Thursday, February 12, 2009

Reverse Lead

I arrived at the dojo feeling good. Even though I’d done Cindy that morning I had the energy for a three hour session at the dojo. I decided to to take the fitness kickboxing class. Over the past few weeks my boxing has broken through a learning plateau. My hook looks like a hook, my cross looks like a cross. My stance itself is better. I’m better at controlling weight distribution through my feet; the legs are turning with the punches. When I want to emphasize power I can do so (with the kickboxing not so much, although I’ve gotten better at using my hips and turning my head off the line). I asked Sifu if he thought I was ready to work in reverse lead, and how to go about doing so. He thought I was ready, suggesting I remind him from time to time on boxing days (work with leftys, work with experienced folks who themselves needed to work reverse leads)

He decided now was as good a time as any so he paired me up with H, who had just passed her first Thai test.

Working reverse lead is like hitting the reset button, as you simply don’t have the muscle memory. To have a solid right lead hook, you must practice the right lead hook, likewise for the left. Knowing one doesn’t mean you know the other, it’s not a transferable skill, but the JKD ethic (and our curriculum demands you learn both). Even though it might be a couple years before I actually have to test this stuff there’s no time like the present (and if it takes as long as my right side I may need these two years).

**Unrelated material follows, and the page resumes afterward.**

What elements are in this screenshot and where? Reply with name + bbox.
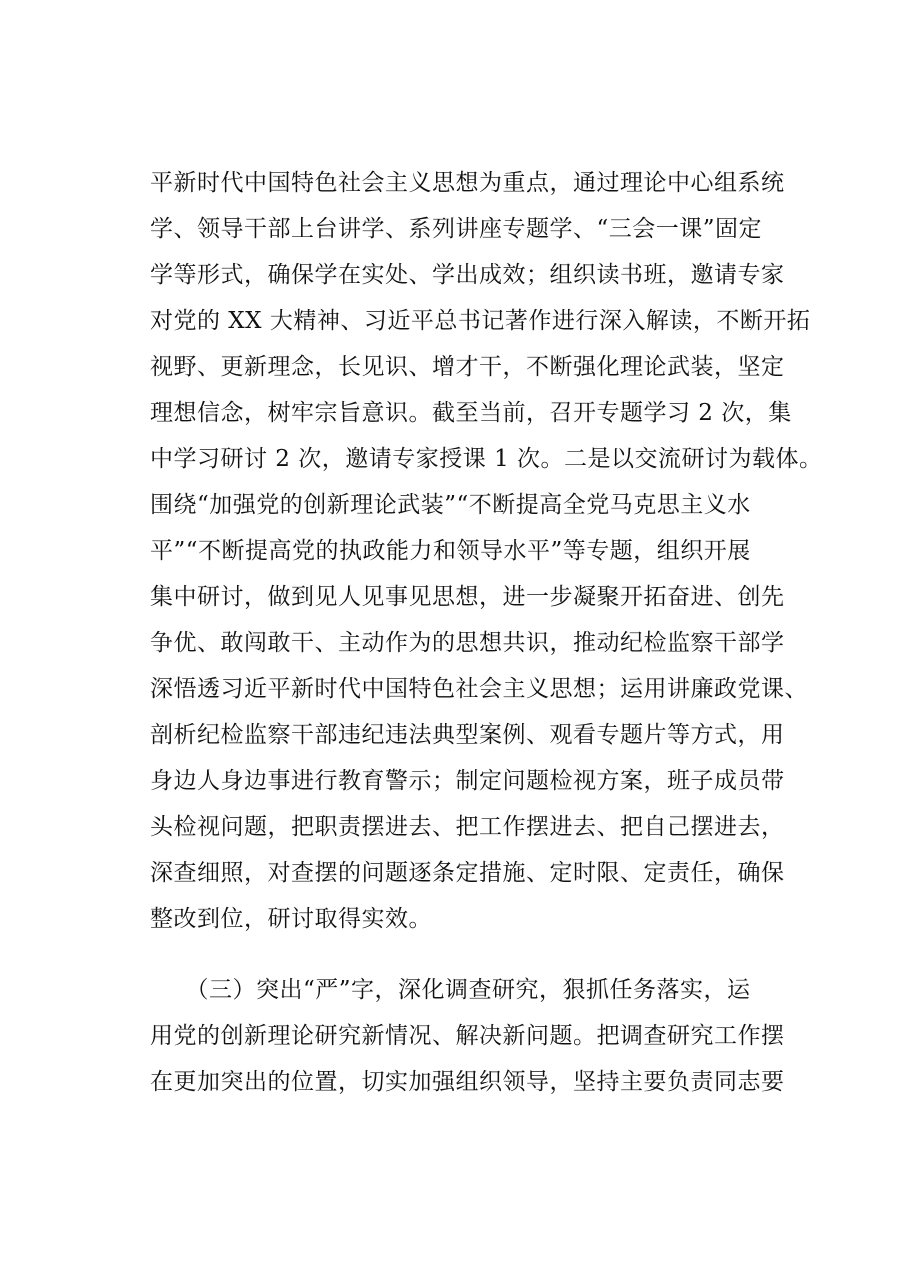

H didn’t share my enthusiasm for working the left side. As the class progressed she became progressively upset, she wasn’t getting the workout she wanted. We were both equally clumsy, but I was trying to be patient, to look at the big picture. She blamed me for ruining her hour, at least that’s how I was taking it, and I just about had enough. I was being blamed for learning and adaptation, for being challenged. Can’t have that in a dojo. She got cattier and cattier, had we not switched to kickboxing (and leads) there would have been a blow up. Luckily, I didn’t say what was on my mind

“Have you ever been raped? Ever had a gun to your head? How about tortured?

No? Then shut the fuck up and work the combination.” Yeah, sayin’ that would have been bad. I don’t know what the long term result would have been, but suffice to say I think the class might have come to a dead stop.

I stayed for grappling. H didn’t stay for the Thai class.